METHODS: Neurologic deficits, and lesion volume, reactive oxygen species (ROS) levels and cell death as assessed using immunofluorescence staining, transmission electron microscopy and Western blotting were used to determine post-TBI effects of HET0016, an inhibitor of 20-HETE synthesis, and their underlying mechanisms.

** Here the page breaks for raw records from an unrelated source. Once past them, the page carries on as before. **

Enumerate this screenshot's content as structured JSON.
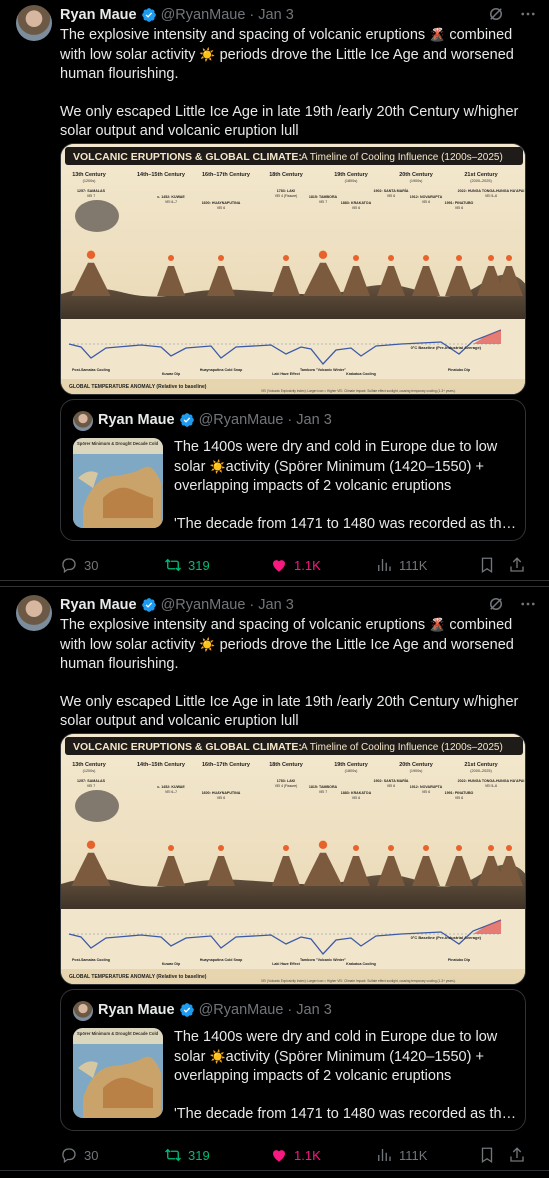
{
  "tweets": [
    {
      "author": {
        "name": "Ryan Maue",
        "handle": "@RyanMaue",
        "time": "Jan 3"
      },
      "text_p1_a": "The explosive intensity and spacing of volcanic eruptions ",
      "text_p1_emoji1": "🌋",
      "text_p1_b": " combined with low solar activity ",
      "text_p1_emoji2": "☀️",
      "text_p1_c": " periods drove the Little Ice Age and worsened human flourishing.",
      "text_p2": "We only escaped Little Ice Age in late 19th /early 20th Century w/higher solar output and volcanic eruption lull",
      "infographic": {
        "title_bold": "VOLCANIC ERUPTIONS & GLOBAL CLIMATE:",
        "title_rest": "A Timeline of Cooling Influence (1200s–2025)",
        "centuries": [
          {
            "label": "13th Century",
            "sub": "(1200s)"
          },
          {
            "label": "14th–15th Century",
            "sub": ""
          },
          {
            "label": "16th–17th Century",
            "sub": ""
          },
          {
            "label": "18th Century",
            "sub": ""
          },
          {
            "label": "19th Century",
            "sub": "(1800s)"
          },
          {
            "label": "20th Century",
            "sub": "(1900s)"
          },
          {
            "label": "21st Century",
            "sub": "(2000–2025)"
          }
        ],
        "eruptions": [
          {
            "name": "1257: SAMALAS",
            "sub": "(Indonesia)",
            "vei": "VEI 7"
          },
          {
            "name": "c. 1452: KUWAE",
            "sub": "(Vanuatu)",
            "vei": "VEI 6–7"
          },
          {
            "name": "1600: HUAYNAPUTINA",
            "sub": "(Peru)",
            "vei": "VEI 6"
          },
          {
            "name": "1783: LAKI",
            "sub": "(Iceland)",
            "vei": "VEI 4 (Fissure)"
          },
          {
            "name": "1815: TAMBORA",
            "sub": "(Indonesia)",
            "vei": "VEI 7"
          },
          {
            "name": "1883: KRAKATOA",
            "sub": "(Indonesia)",
            "vei": "VEI 6"
          },
          {
            "name": "1902: SANTA MARÍA",
            "sub": "(Guatemala)",
            "vei": "VEI 6"
          },
          {
            "name": "1912: NOVARUPTA",
            "sub": "(Alaska)",
            "vei": "VEI 6"
          },
          {
            "name": "1991: PINATUBO",
            "sub": "(Philippines)",
            "vei": "VEI 6"
          },
          {
            "name": "2022: HUNGA TONGA-HUNGA HA'APAI",
            "sub": "(Tonga)",
            "vei": "VEI 5–6"
          },
          {
            "name": "2024–2025: Ongoing Minor Activity",
            "sub": "",
            "vei": ""
          }
        ],
        "dips": [
          "Post-Samalas Cooling",
          "Kuwae Dip",
          "Huaynaputina Cold Snap",
          "Laki Haze Effect",
          "Tambora \"Volcanic Winter\"",
          "Krakatoa Cooling",
          "Pinatubo Dip"
        ],
        "baseline": "0°C Baseline (Pre-Industrial Average)",
        "anomaly_label": "GLOBAL TEMPERATURE ANOMALY",
        "anomaly_sub": "(Relative to baseline)",
        "footer": "VEI (Volcanic Explosivity Index): Larger icon = Higher VEI.  Climate Impact: Sulfate effect sunlight, causing temporary cooling (1-3+ years)."
      },
      "quote": {
        "author": {
          "name": "Ryan Maue",
          "handle": "@RyanMaue",
          "time": "Jan 3"
        },
        "text_a": "The 1400s were dry and cold in Europe due to low solar ",
        "text_emoji": "☀️",
        "text_b": "activity (Spörer Minimum (1420–1550) + overlapping impacts of 2  volcanic eruptions",
        "text_2": "'The decade from 1471 to 1480 was recorded as the ...",
        "thumb_caption": "Spörer Minimum & Drought Decade Cold"
      },
      "stats": {
        "replies": "30",
        "reposts": "319",
        "likes": "1.1K",
        "views": "111K"
      }
    }
  ],
  "colors": {
    "accent_blue": "#1d9bf0",
    "repost_green": "#00ba7c",
    "like_pink": "#f91880",
    "muted": "#71767b"
  }
}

RESULTS: The level of 20-HETE was found to be increased significantly after TBI in mice. 20-HETE synthesis inhibition reduced neuronal apoptosis, ROS production and damage to mitochondrial structures after TBI. Mechanistically, HET0016 decreased the Drp1 level and increased the expression of Mfn1 and Mfn2 after TBI, indicating a reversal of the abnormal post-TBI mitochondrial dynamics. HET0016 also promoted the restoration of SIRT1 and PGC-1α in vivo, and a SIRT1 activator (SRT1720) reversed the downregulation of SIRT1 and PGC-1α and the abnormal mitochondrial dynamics induced by 20-HETE in vitro. Furthermore, plasma 20-HETE levels were found to be higher in TBI patients with unfavourable neurological outcomes and were correlated with the GOS score.
CONCLUSIONS: The inhibition of 20-HETE synthesis represents a novel strategy to mitigate TBI-induced mitochondrial dysfunction and neuronal apoptosis by regulating the SIRT1/PGC-1α pathway.